Expect to initially invest between $2,000 and $5,000. Most trades will not do exactly what you want immediately after execution; they will fluctuate up and down before (hopefully) going the way you want them to. If you do not have enough money in your account, the trade could automatically close out if it moves against your position because most brokers automatically close out trades once a certain amount of the total account value is tied up in a trade. Normally, brokers require 30% of the money in your account to act as a buffer for your trades. You can’t have a negative value in your account. Brokers automatically close out trades for the protection of their clients. However, you do not want every trade to close out if it dips! Therefore, as I said earlier, fund your account well! Only keep a small fraction of your account in a trade at one time! I recommend keeping a 50/50 balance.

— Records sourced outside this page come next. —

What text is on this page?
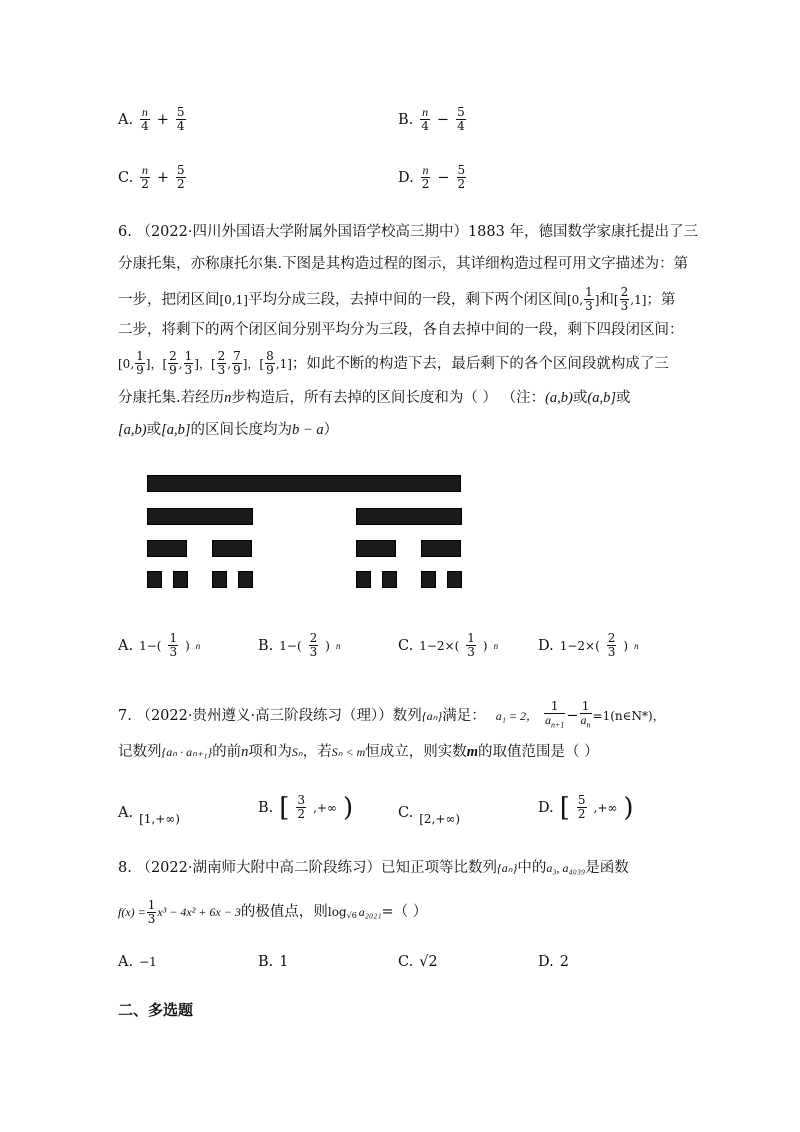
A. $\frac{n}{4} + \frac{5}{4}$	B. $\frac{n}{4} - \frac{5}{4}$
C. $\frac{n}{2} + \frac{5}{2}$	D. $\frac{n}{2} - \frac{5}{2}$
6. （2022·四川外国语大学附属外国语学校高三期中）1883 年，德国数学家康托提出了三
分康托集，亦称康托尔集.下图是其构造过程的图示，其详细构造过程可用文字描述为：第
一步，把闭区间 [0,1] 平均分成三段，去掉中间的一段，剩下两个闭区间 [0, $\frac{1}{3}$ ] 和 [ $\frac{2}{3} ,1$] ；第
二步，将剩下的两个闭区间分别平均分为三段，各自去掉中间的一段，剩下四段闭区间：
[0, $\frac{1}{9}$ ]，[ $\frac{2}{9}$ , $\frac{1}{3}$ ]，[ $\frac{2}{3}$ , $\frac{7}{9}$ ]，[ $\frac{8}{9} ,1$] ；如此不断的构造下去，最后剩下的各个区间段就构成了三
分康托集.若经历n步构造后，所有去掉的区间长度和为（ ） （注：(a,b)或(a,b]或
[a,b)或[a,b]的区间长度均为b − a）
A. $1-( \frac{1}{3}$ ) n	B. $1-( \frac{2}{3}$ ) n	C. $1-2\times( \frac{1}{3}$ ) n	D. $1-2\times( \frac{2}{3}$ ) n
7. （2022·贵州遵义·高三阶段练习（理））数列 {aₙ} 满足： a₁ = 2， $\frac{1}{a_{n+1}} - \frac{1}{a_n}$ =1(n∈N*)，
记数列{aₙ · aₙ₊₁}的前n项和为Sₙ，若Sₙ < m恒成立，则实数m的取值范围是（ ）
A. [1,+∞)
B. [ $\frac{3}{2}$ ,+∞ )	C. [2,+∞)
D. [ $\frac{5}{2}$ ,+∞ )
8. （2022·湖南师大附中高二阶段练习）已知正项等比数列{aₙ}中的a₃, a₄₀₃₉是函数
$f(x) = \frac{1}{3} x^3 - 4x^2 + 6x - 3$ 的极值点，则 $\log_{√6} a_{2021}$ =（ ）
A. −1	B. 1	C. √2	D. 2
二、多选题
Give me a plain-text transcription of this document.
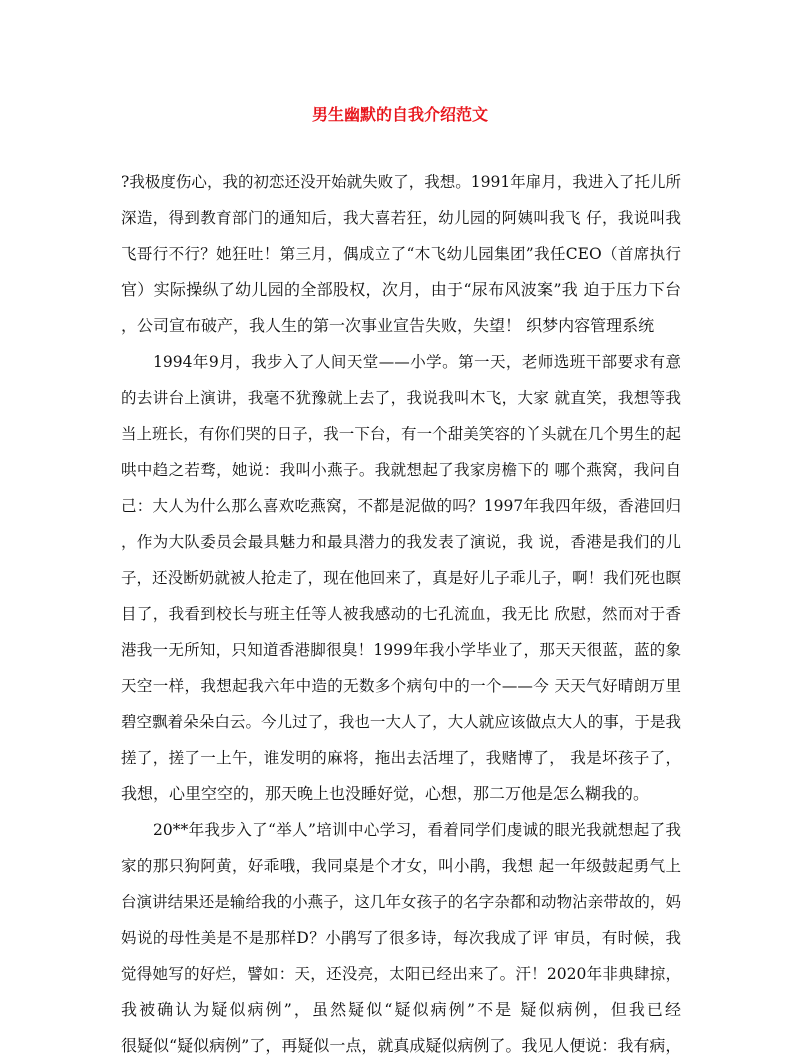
男生幽默的自我介绍范文
?我极度伤心，我的初恋还没开始就失败了，我想。1991年扉月，我进入了托儿所
深造，得到教育部门的通知后，我大喜若狂，幼儿园的阿姨叫我飞 仔，我说叫我
飞哥行不行？她狂吐！第三月，偶成立了“木飞幼儿园集团”我任CEO（首席执行
官）实际操纵了幼儿园的全部股权，次月，由于“尿布风波案”我 迫于压力下台
，公司宣布破产，我人生的第一次事业宣告失败，失望！ 织梦内容管理系统
1994年9月，我步入了人间天堂——小学。第一天，老师选班干部要求有意
的去讲台上演讲，我毫不犹豫就上去了，我说我叫木飞，大家 就直笑，我想等我
当上班长，有你们哭的日子，我一下台，有一个甜美笑容的丫头就在几个男生的起
哄中趋之若骛，她说：我叫小燕子。我就想起了我家房檐下的 哪个燕窝，我问自
己：大人为什么那么喜欢吃燕窝，不都是泥做的吗？1997年我四年级，香港回归
，作为大队委员会最具魅力和最具潜力的我发表了演说，我 说，香港是我们的儿
子，还没断奶就被人抢走了，现在他回来了，真是好儿子乖儿子，啊！我们死也瞑
目了，我看到校长与班主任等人被我感动的七孔流血，我无比 欣慰，然而对于香
港我一无所知，只知道香港脚很臭！1999年我小学毕业了，那天天很蓝，蓝的象
天空一样，我想起我六年中造的无数多个病句中的一个——今 天天气好晴朗万里
碧空飘着朵朵白云。今儿过了，我也一大人了，大人就应该做点大人的事，于是我
搓了，搓了一上午，谁发明的麻将，拖出去活埋了，我赌博了， 我是坏孩子了，
我想，心里空空的，那天晚上也没睡好觉，心想，那二万他是怎么糊我的。
20**年我步入了“举人”培训中心学习，看着同学们虔诚的眼光我就想起了我
家的那只狗阿黄，好乖哦，我同桌是个才女，叫小鹃，我想 起一年级鼓起勇气上
台演讲结果还是输给我的小燕子，这几年女孩子的名字杂都和动物沾亲带故的，妈
妈说的母性美是不是那样D？小鹃写了很多诗，每次我成了评 审员，有时候，我
觉得她写的好烂，譬如：天，还没亮，太阳已经出来了。汗！2020年非典肆掠，
我被确认为疑似病例”，虽然疑似“疑似病例”不是 疑似病例，但我已经
很疑似“疑似病例”了，再疑似一点，就真成疑似病例了。我见人便说：我有病，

  • Set a conservative profit goal

I would suggest setting a goal of a 10% return per year on what you have in your account. This will help you maintain control and a feeling of accomplishment.

  • Only use and EA/signal service after you know how to trade for yourself

It is essential that you know rational behind forex trading before you pay someone or something else to do it for you!


Thank you very much for reading! I hope you found this information interesting and helpful!